Obama: Nation 'heartbroken' by Foley's beheading


by KREM.com


Posted on August 20, 2014 at 11:49 AM

Updated Wednesday, Aug 20 at 2:08 PM

U.S. intelligence analysts have determined that the video showing the execution of American photojournalist James Foley by Islamic State militants is real, National Security Council spokeswoman Caitlin Hayden said Wednesday.

"We have reached the judgment that this video is authentic," Hayden said.

President Obama spoke about Foley's death from his vacation at Martha's Vineyard in Massachusetts, saying the "entire world is appalled" and the nation "heartbroken" by the news of Foley's murder.

Obama accused IS of torture, rape and murder, saying the IS militants speak for no religion and terrorize their neighbors.

"Their victims are overwhelmingly Muslim," he said. "Their ideology is bankrupt."

The future, Obama said, is shaped by people like Foley. He urged Muslim nations to band together to stop IS, which is waging a war aimed at building an arch-conservative Sunni state across a swath of Syria and Iraq.

"We will continue to confront this hateful terrorism and replace it with a sense of hope," Obama vowed.

Obama made no mention of missing U.S. journalist Steven Joel Sotloff, who is shown alive in the Islamic State video titled "A Message to America." In the video, a man wearing a black hood says Foley's beheading is a revenge killing for U.S. airstrikes in Iraq.

"Any attempt by you, Obama, to deny the Muslims their right to live in safety under the Islamic caliphate will result in the bloodshed of your people," the hooded man says in a British accent with Foley kneeling beside him. Foley, 40, delivers what appears to be a scripted statement in which he asserts that U.S. airstrikes on Islamic State militants in Iraq "signed my death warrant."

After the beheading, the killer holds Sotloff and warns Obama that Sotloff's life "depends on your next decision."

Foley's parents held a press conference Wednesday, saying they had spoken briefly with Obama before he spoke. The couple thanked supporters for their prayers and lauded their son's resolve.

"So many people were praying for him, and I really think that gave him unusual courage," said Diane Foley. "Jim had big heart -- that's what we shared with President Obama. We pray that Jim's death can bring our country together in a strong way with the values Jim held dear. Jim would never want us to hate or be bitter.

"We are just very proud of Jimmy."

In London, the United Kingdom's Foreign Secretary Philip Hammond said the beheading may have been undertaken by a British national.In an interview with the BBC, Hammond acknowledged that the militant shown in the video with Foley — who was seized in Syria in 2012 while covering the civil war there — spoke with a British accent. It's possible that the perpetrator of the shocking killing could be British, he said.

"We're absolutely aware that there are significant numbers of British nationals involved in terrible crimes, probably in the commission of atrocities, making jihad with IS and other extremists organizations," Hammond told the BBC.

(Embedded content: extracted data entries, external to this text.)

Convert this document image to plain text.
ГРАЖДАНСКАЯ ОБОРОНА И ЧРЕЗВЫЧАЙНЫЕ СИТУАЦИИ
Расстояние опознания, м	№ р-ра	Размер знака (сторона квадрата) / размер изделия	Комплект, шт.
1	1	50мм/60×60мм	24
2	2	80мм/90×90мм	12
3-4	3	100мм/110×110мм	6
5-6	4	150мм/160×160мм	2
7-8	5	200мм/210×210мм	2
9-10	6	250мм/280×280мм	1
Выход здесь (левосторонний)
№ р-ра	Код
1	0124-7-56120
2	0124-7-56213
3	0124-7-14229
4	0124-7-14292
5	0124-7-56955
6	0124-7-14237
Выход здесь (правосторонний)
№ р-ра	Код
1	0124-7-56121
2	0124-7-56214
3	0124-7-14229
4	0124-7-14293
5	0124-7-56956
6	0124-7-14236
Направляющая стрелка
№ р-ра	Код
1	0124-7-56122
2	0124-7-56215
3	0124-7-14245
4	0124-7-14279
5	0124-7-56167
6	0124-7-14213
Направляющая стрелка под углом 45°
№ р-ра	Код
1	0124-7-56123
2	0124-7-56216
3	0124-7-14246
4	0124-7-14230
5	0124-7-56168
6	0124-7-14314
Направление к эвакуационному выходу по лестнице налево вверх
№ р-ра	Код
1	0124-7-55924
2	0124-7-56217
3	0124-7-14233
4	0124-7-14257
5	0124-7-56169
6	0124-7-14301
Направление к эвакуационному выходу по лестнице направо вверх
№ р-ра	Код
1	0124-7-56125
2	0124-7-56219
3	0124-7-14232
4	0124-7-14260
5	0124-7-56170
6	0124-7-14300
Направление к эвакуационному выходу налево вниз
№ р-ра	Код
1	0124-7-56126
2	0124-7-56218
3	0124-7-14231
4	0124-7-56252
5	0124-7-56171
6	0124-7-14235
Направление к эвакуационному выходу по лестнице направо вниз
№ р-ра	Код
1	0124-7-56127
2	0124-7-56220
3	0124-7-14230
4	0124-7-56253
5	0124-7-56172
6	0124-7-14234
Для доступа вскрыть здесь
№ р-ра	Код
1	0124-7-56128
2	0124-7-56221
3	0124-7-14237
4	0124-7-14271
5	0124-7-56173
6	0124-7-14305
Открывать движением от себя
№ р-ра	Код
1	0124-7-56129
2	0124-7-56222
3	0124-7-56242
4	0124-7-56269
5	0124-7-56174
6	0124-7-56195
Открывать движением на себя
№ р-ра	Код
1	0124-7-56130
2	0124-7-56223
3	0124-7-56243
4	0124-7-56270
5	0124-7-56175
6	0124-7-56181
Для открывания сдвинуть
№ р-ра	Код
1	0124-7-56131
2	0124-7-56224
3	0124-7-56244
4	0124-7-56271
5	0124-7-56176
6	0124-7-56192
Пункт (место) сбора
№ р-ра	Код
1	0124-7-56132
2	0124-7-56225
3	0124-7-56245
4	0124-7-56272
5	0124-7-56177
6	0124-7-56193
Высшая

"This is something we have been tracking and dealing with for many, many months and I don't think this video changes anything," he said. "It just heightens awareness of a situation which is very grave."

"IS is clearly sending a message to the U.S. government with this act, but it's also sending a message to the American people," said Raffaello Pantucci, a researcher at Royal United Services Institute in London, a security think tank. "The American public will look at this and think: 'What is Obama doing (in Iraq)?'"

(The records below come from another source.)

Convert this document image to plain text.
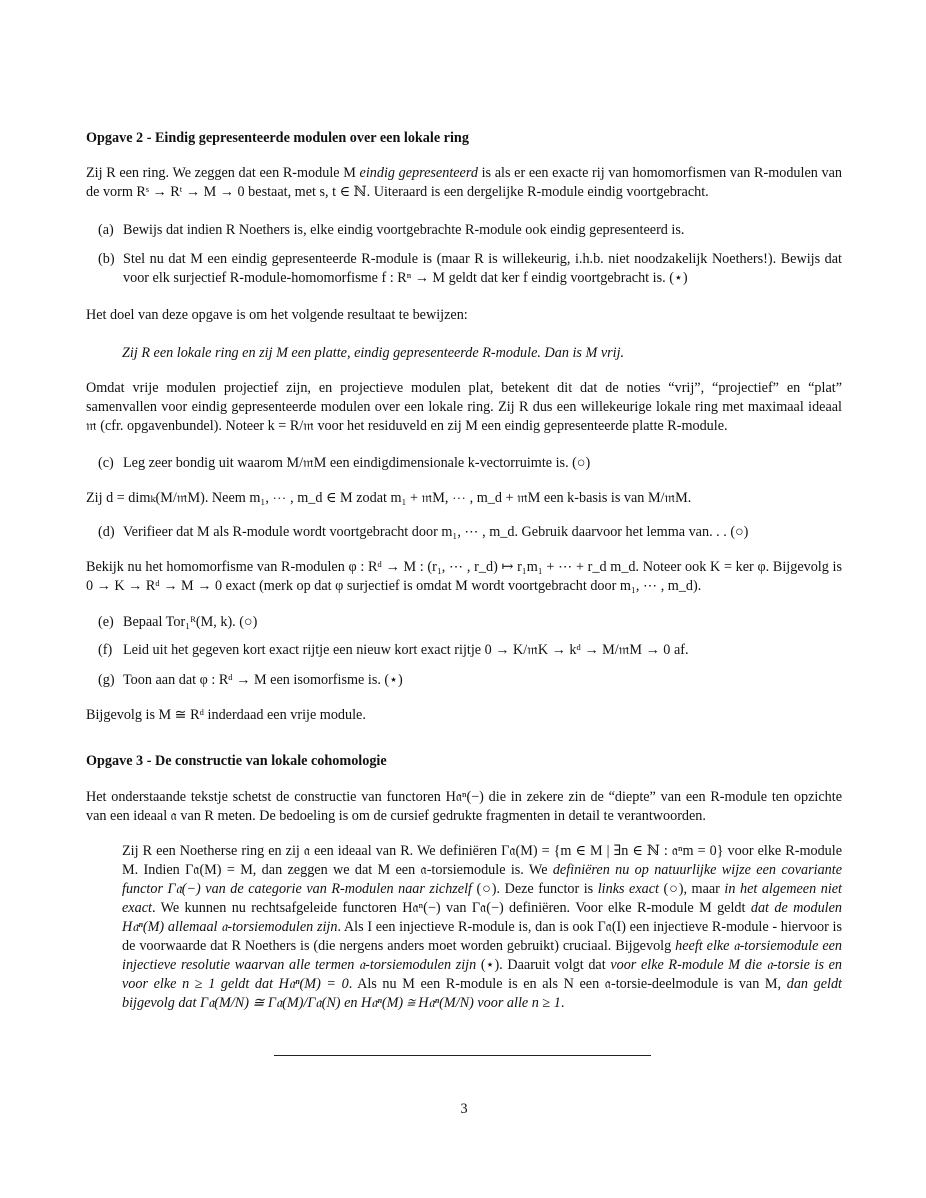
Opgave 2 - Eindig gepresenteerde modulen over een lokale ring
Zij R een ring. We zeggen dat een R-module M eindig gepresenteerd is als er een exacte rij van homomorfismen van R-modulen van de vorm Rˢ → Rᵗ → M → 0 bestaat, met s, t ∈ ℕ. Uiteraard is een dergelijke R-module eindig voortgebracht.
(a) Bewijs dat indien R Noethers is, elke eindig voortgebrachte R-module ook eindig gepresenteerd is.
(b) Stel nu dat M een eindig gepresenteerde R-module is (maar R is willekeurig, i.h.b. niet noodzakelijk Noethers!). Bewijs dat voor elk surjectief R-module-homomorfisme f : Rⁿ → M geldt dat ker f eindig voortgebracht is. (⋆)
Het doel van deze opgave is om het volgende resultaat te bewijzen:
Zij R een lokale ring en zij M een platte, eindig gepresenteerde R-module. Dan is M vrij.
Omdat vrije modulen projectief zijn, en projectieve modulen plat, betekent dit dat de noties “vrij”, “projectief” en “plat” samenvallen voor eindig gepresenteerde modulen over een lokale ring. Zij R dus een willekeurige lokale ring met maximaal ideaal 𝔪 (cfr. opgavenbundel). Noteer k = R/𝔪 voor het residuveld en zij M een eindig gepresenteerde platte R-module.
(c) Leg zeer bondig uit waarom M/𝔪M een eindigdimensionale k-vectorruimte is. (○)
Zij d = dimₖ(M/𝔪M). Neem m₁, ⋯ , m_d ∈ M zodat m₁ + 𝔪M, ⋯ , m_d + 𝔪M een k-basis is van M/𝔪M.
(d) Verifieer dat M als R-module wordt voortgebracht door m₁, ⋯ , m_d. Gebruik daarvoor het lemma van. . . (○)
Bekijk nu het homomorfisme van R-modulen φ : Rᵈ → M : (r₁, ⋯ , r_d) ↦ r₁m₁ + ⋯ + r_d m_d. Noteer ook K = ker φ. Bijgevolg is 0 → K → Rᵈ → M → 0 exact (merk op dat φ surjectief is omdat M wordt voortgebracht door m₁, ⋯ , m_d).
(e) Bepaal Tor₁ᴿ(M, k). (○)
(f) Leid uit het gegeven kort exact rijtje een nieuw kort exact rijtje 0 → K/𝔪K → kᵈ → M/𝔪M → 0 af.
(g) Toon aan dat φ : Rᵈ → M een isomorfisme is. (⋆)
Bijgevolg is M ≅ Rᵈ inderdaad een vrije module.
Opgave 3 - De constructie van lokale cohomologie
Het onderstaande tekstje schetst de constructie van functoren H𝔞ⁿ(−) die in zekere zin de “diepte” van een R-module ten opzichte van een ideaal 𝔞 van R meten. De bedoeling is om de cursief gedrukte fragmenten in detail te verantwoorden.
Zij R een Noetherse ring en zij 𝔞 een ideaal van R. We definiëren Γ𝔞(M) = {m ∈ M | ∃n ∈ ℕ : 𝔞ⁿm = 0} voor elke R-module M. Indien Γ𝔞(M) = M, dan zeggen we dat M een 𝔞-torsiemodule is. We definiëren nu op natuurlijke wijze een covariante functor Γ𝔞(−) van de categorie van R-modulen naar zichzelf (○). Deze functor is links exact (○), maar in het algemeen niet exact. We kunnen nu rechtsafgeleide functoren H𝔞ⁿ(−) van Γ𝔞(−) definiëren. Voor elke R-module M geldt dat de modulen H𝔞ⁿ(M) allemaal 𝔞-torsiemodulen zijn. Als I een injectieve R-module is, dan is ook Γ𝔞(I) een injectieve R-module - hiervoor is de voorwaarde dat R Noethers is (die nergens anders moet worden gebruikt) cruciaal. Bijgevolg heeft elke 𝔞-torsiemodule een injectieve resolutie waarvan alle termen 𝔞-torsiemodulen zijn (⋆). Daaruit volgt dat voor elke R-module M die 𝔞-torsie is en voor elke n ≥ 1 geldt dat H𝔞ⁿ(M) = 0. Als nu M een R-module is en als N een 𝔞-torsie-deelmodule is van M, dan geldt bijgevolg dat Γ𝔞(M/N) ≅ Γ𝔞(M)/Γ𝔞(N) en H𝔞ⁿ(M) ≅ H𝔞ⁿ(M/N) voor alle n ≥ 1.
3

Pantucci said that British government estimates suggest there may be as many as 500-880 British nationals involved in jihad activities for IS. "But we don't really know what that means. We don't know if that is nationals that have gone out there, stayed out there, died there, or have lived there all along," he said.

British Prime Minister David Cameron's office said in a statement he was cutting short his vacation and returning to the capital to discuss the situation in Iraq and Syria and the threats posed by IS.

"The U.K. has never really been able to tackle the problem of radicalization," Pantucci said. "There's been a trend of individuals who have been drawn to these (Mideast) conflicts from here. The thing about Syria and Iraq is that it is such an accessible narrative. These people can go look online and just decide to participate. With it's proximity to Europe it's just so easy to do."

Christopher Davidson, a Mideast expert at Durham University, said there's been a lack of attention to the flow of Westerners to the region. "As long as they have been supposedly fighting the (Syrian President Bashar) Assad regime, authorities have turned a blind eye to it. Now that they are going to Iraq, we are starting to experience the blow back," he said.

In 2002, Wall Street Journal reporter Daniel Pearl was abducted in Pakistan by British national Ahmed Omar Saeed Sheikh. Pearl was later killed in Pakistan, although the specific circumstances of his death remain unclear.

"Our hearts go out to the family of journalist James Foley. We know the horror they are going through." Pearl's mother, Ruth, said in a tweet from the Daniel Pearl Foundation.